The broth has the warmth of pureed chilies and garlic, all zipped up with plenty of fresh lime juice and flavorful garnishes. If you’re feeling a little lethargic, this is definitely a lazy day soup. Just pick up the ingredients along with your last minute Thanksgiving shopping and it can be thrown together in a snap the day after. The only step that takes the tiniest amount of effort is the chili puree.Easy Turkey Tortilla Soup
serves 4 for a first course, two for a meal
4 cups homemade turkey broth or canned chicken broth
1-2 large garlic cloves, crushed into a pulp
2-3 tablespoons Ancho or New Mexico chili purée, depending on taste (see note for instructions)
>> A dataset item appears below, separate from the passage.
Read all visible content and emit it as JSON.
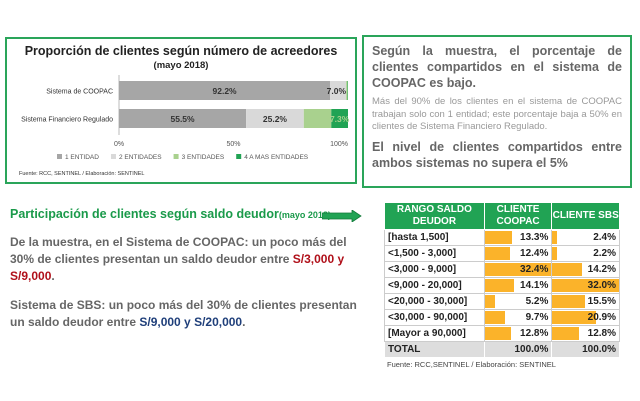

One 15 ounce can chopped tomatoes with juice
2 small carrots, cut into bite-sized pieces
1-1/2 cups cooked, shredded turkey meat
Salt and pepper to taste
Crumbled tortilla chips
Fresh cilantro leaves
Crumbled queso fresco (optional)
In a medium soup-pot, heat the broth until simmering, add the garlic, chili purée, tomatoes and carrots and simmer until carrots are soft, but still retain a bit of crispness, 15-20 minutes.
Add salt and pepper to taste and shredded turkey. Simmer until warmed through.
Remove from heat, adjust seasonings and serve immediately with garnishes.
For chili purée: Soak 2-3 dried Ancho or New Mexico chilies in boiling water until soft (about 10 minutes). Purée the chilies in a blender with just enough of their soaking water to make a smooth, not too thick, paste. Leftover chili purée will keep in the refrigerator for one week or the freezer for 2 months.